L'ouverture d'un tel compte au titre de service universel bancaire intervient après remise auprès de l'établissement de crédit d'une déclaration sur l'honneur auprès de l'établissement de crédit attestant le fait que le demandeur ne dispose d'aucun compte. En cas de refus de la part de l'établissement choisi, la personne peut saisir la Banque de France afin qu'elle lui désigne soit un établissement de crédit, soit les services financiers de La Poste, soit ceux du Trésor Public.

Les établissements de crédit, les services financiers de La Poste ou du Trésor public peuvent, à compter de la date précitée, limiter les services gratuits liés à l'ouverture d'un compte de dépôt aux seuls services inclus dans le service universel bancaire.

Toute décision de clôture du compte, à l'initiative de l'établissement de crédit désigné par la Banque de France, doit faire l'objet d'une notification écrite et motivée adressée au client et à la Banque de France pour information. Un délai minimum de quarante-cinq jours doit être consenti obligatoirement au titulaire du compte.

Les dispositions qui précèdent s'appliquent aux interdits bancaires.

Article 5

Les coûts imputables aux obligations du service universel bancaire sont évalués chaque année par la Banque de France sur la base d'une comptabilité appropriée tenue par les établissements concernés.

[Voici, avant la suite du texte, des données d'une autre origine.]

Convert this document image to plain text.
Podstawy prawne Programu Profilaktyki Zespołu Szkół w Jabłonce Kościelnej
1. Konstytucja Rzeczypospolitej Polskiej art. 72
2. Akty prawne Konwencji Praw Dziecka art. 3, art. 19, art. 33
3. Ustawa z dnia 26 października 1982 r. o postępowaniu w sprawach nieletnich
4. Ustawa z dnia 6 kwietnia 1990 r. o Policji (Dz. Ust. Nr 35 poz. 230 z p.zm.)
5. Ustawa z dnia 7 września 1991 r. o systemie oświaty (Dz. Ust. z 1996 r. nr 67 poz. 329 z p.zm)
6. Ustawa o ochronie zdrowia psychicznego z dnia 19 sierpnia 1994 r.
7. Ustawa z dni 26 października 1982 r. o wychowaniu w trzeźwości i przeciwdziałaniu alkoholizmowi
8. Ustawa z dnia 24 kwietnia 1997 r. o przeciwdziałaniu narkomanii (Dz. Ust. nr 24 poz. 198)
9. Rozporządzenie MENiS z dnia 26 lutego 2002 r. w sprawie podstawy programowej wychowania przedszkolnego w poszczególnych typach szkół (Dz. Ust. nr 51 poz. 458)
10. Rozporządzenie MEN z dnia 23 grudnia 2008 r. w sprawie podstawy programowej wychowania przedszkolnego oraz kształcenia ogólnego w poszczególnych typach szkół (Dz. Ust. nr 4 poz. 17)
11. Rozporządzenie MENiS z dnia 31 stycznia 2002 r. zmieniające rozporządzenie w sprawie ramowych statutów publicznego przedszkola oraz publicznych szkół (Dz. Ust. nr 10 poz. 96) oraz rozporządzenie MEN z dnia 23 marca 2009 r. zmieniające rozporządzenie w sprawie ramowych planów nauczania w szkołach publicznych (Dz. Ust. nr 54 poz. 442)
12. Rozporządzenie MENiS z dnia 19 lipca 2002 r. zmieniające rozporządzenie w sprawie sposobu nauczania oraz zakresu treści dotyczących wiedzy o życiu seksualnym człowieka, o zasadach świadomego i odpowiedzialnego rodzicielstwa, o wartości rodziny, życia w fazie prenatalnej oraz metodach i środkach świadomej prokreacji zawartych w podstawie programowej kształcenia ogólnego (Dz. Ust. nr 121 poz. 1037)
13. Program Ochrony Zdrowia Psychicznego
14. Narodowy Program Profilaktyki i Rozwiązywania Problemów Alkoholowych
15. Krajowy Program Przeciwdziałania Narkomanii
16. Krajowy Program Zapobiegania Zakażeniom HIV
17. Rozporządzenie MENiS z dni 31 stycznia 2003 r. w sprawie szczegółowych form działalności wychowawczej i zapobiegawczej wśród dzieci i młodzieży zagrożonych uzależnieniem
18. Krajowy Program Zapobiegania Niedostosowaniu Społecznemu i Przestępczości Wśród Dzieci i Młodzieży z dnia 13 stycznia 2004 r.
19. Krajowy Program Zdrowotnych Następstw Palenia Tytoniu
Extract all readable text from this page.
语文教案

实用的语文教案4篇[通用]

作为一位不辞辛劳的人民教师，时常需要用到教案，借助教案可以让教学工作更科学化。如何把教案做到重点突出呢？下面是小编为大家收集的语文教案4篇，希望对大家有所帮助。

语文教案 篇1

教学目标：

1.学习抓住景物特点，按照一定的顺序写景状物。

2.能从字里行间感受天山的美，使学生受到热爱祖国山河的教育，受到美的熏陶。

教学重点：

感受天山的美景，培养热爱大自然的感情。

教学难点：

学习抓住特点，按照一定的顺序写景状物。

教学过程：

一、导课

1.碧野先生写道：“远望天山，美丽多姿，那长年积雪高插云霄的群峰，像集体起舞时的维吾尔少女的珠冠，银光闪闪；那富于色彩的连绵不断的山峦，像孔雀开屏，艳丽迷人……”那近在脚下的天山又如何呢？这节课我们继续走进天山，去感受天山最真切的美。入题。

Pour chaque année, cette évaluation est établie au plus tard le 1 er mars de l'année suivante.

Article 6

A compter du 1 er janvier 2001, les établissements de crédit agréés en France ainsi que La Poste et le Trésor public adhèrent à un fonds de compensation destiné à financer les coûts du service universel bancaire défini à l'article 2 de la présente loi.

Sous réserve des dispositions ci-après, le fonds de garantie des dépôts gère le fonds de compensation dans les conditions édictées par les articles 52-1 à 52-13 de la loi n° 84-46 du 24 janvier 1984 relative à l'activité et au contrôle des établissements de crédit.

Les établissements adhérant au fonds de compensation lui fournissent les ressources financières destinées à compenser le coût du service universel bancaire dans les conditions fixées par un règlement du Comité de la réglementation bancaire et financière. Ce dernier précise la formule de répartition des cotisations annuelles des membres sur la base du montant de leurs dépôts, les modalités du versement des compensations dues aux membres assurant une part des coûts du service universel bancaire supérieure au montant de leur cotisation annuelle, ainsi que les conditions dans lesquelles les cotisations de ces derniers membres peuvent ne pas être appelées par le fonds de compensation.

Le fonds de compensation dispose d'un droit d'accès aux documents justificatifs du calcul du coût du service universel bancaire dont le montant est arrêté par la Banque de France dans les conditions fixées à l'article 5.

Article 7

Au moins une fois tous les quatre ans, à compter de la date d'application de la présente loi, un rapport dressant le bilan du fonctionnement du service universel bancaire est établi par la Banque de France.

Ce rapport est communiqué au Parlement. Il peut proposer des modifications des dispositions en vigueur.